Department of Pattern Dynamics Analysis
Department Head: Professor Yuji Hattori
We promote collaboration between mathematics and other scientific fields by focusing on pattern dynamics that appear in natural phenomena and analyzing them mathematically. For example, we work on the pattern dynamics of reaction-diffusion systems and their applications to material science, as well as the pattern dynamics of flow fields.
Theoretical Analysis of Pattern Dynamics to Understand Structural Formation in Materials Science
The structure of materials plays a significant role in determining their physical properties and functions. Understanding pattern dynamics is essential not only for understanding how the physical properties appear, but also for gaining insight about the creation of novel materials.
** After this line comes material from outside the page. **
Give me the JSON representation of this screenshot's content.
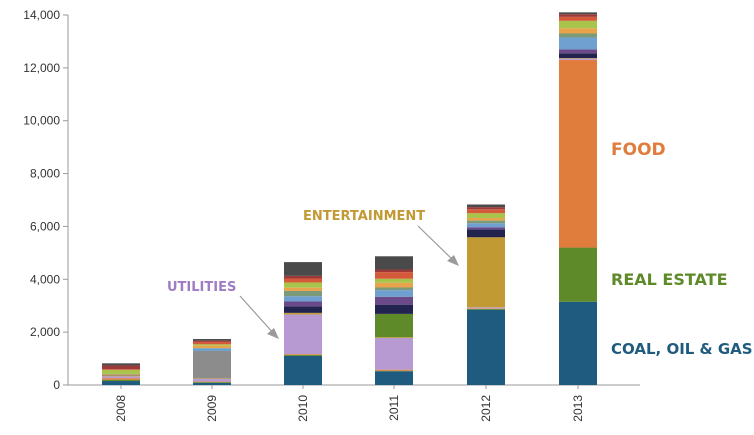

We are working on the analysis of pattern dynamics from a theoretical point of view, and are also developing machine learning techniques to estimate mathematical models from data.
Construction of the unified combustion limit theory based on space experiments and pattern dynamics analysis of peculiar flames
We are planning experiments to be conducted in space at the international space station, in the Japanese module “KIBO”, in order to construct a unified combustion limit theory, which will comprehensively cover both peculiar “flame ball” phenomena and ordinary flames.
To analyze and create a numerical model for the transition from ordinary flame to flame ball, international collaborative research with Far Eastern Federal University, in Russia, is ongoing. Transition from ordinary flame to flame ball will be addressed experimentally where ordinary flame is decisively obtained by governing equations, whereas flame balls are essentially pattern formation problems.
Mechanism of Instability and Route to Turbulence of Vortical Flows
Many flows are subjected to instability by which small disturbances grow and cause turbulent flow. The route to turbulent flows and the structures and patterns which emerge in the process depend crucially on the nature of the flow. We study the mechanism of various types of flows and the route to turbulence both theoretically and with numerical simulations.